So, I just had a chance to try the Nook for the first time at Barnes & Noble, and I have previously used The Kindle, as well as Kindle for the iPhone. Actually, since Kindle came out with their App I have begun reading quite a bit more, since my books are so much more accessible.
Well, anyway back to my point at hand the Nook – how haphazard and confusing. Do I press the arrows on the side or use the graphical icons on the touch screen, but I can’t touch the e-ink screen, right? Wow just poor UI development & implementation.
But despite the design flaws – as early adopters; what have Amazon & Barnes & Noble done well? They have educated and primed the reading public for what e-books could be, offered us a taste of how accessible and easy it could be to have our favorite newspapers delivered electronically, or to immediatly download a best-seller.

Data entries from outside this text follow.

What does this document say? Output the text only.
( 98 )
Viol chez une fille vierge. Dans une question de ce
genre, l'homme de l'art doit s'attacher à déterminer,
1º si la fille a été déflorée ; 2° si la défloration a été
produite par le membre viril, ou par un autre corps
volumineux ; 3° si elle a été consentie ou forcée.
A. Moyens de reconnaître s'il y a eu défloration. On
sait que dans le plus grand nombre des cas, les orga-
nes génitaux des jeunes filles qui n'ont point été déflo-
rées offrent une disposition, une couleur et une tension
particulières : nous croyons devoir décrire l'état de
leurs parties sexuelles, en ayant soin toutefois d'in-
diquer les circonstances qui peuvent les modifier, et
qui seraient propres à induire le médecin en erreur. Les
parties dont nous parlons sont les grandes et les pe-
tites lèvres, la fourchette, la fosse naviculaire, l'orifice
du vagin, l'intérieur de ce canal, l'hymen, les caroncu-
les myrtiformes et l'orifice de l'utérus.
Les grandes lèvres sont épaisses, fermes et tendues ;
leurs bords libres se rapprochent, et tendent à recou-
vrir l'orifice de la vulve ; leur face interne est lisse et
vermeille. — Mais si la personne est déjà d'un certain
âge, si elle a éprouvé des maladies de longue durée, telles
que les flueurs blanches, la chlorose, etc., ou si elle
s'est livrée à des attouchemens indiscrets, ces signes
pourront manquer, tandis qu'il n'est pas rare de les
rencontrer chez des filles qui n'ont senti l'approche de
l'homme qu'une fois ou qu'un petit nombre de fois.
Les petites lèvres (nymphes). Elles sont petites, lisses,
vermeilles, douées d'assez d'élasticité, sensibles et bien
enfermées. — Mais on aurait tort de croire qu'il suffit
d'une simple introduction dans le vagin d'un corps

Well, if past experiances are anything to go on, then Apple owes the two retailers a huge Thank You. Why? Because they have done a tremendous job in letting the public know what the e-book is and how it works. And while Apple will have forgone any sort of first-mover advantage, when their iBooks store debuts in a few short days, the hard work will have been done and we’ll know what to expect. Further, we can bank on the fact that Apple will bring their signature touch to UI to books, which will ensure an ease of use for just about anyone. Coupled with the versatility of the iPad, Apple will have helped build-on and championed the revolution of another industry. Now, I recognize that not everyone is a fan of e-books and that’s fine; there will always be a place for print editions just like there are Tellers & ATMs.
Another sign of trouble for B&N’s Nook and the opportunity that lies ahead for the iPad; I have typed this entire post from my iPhone using AT&T’s free in-store hot spot service.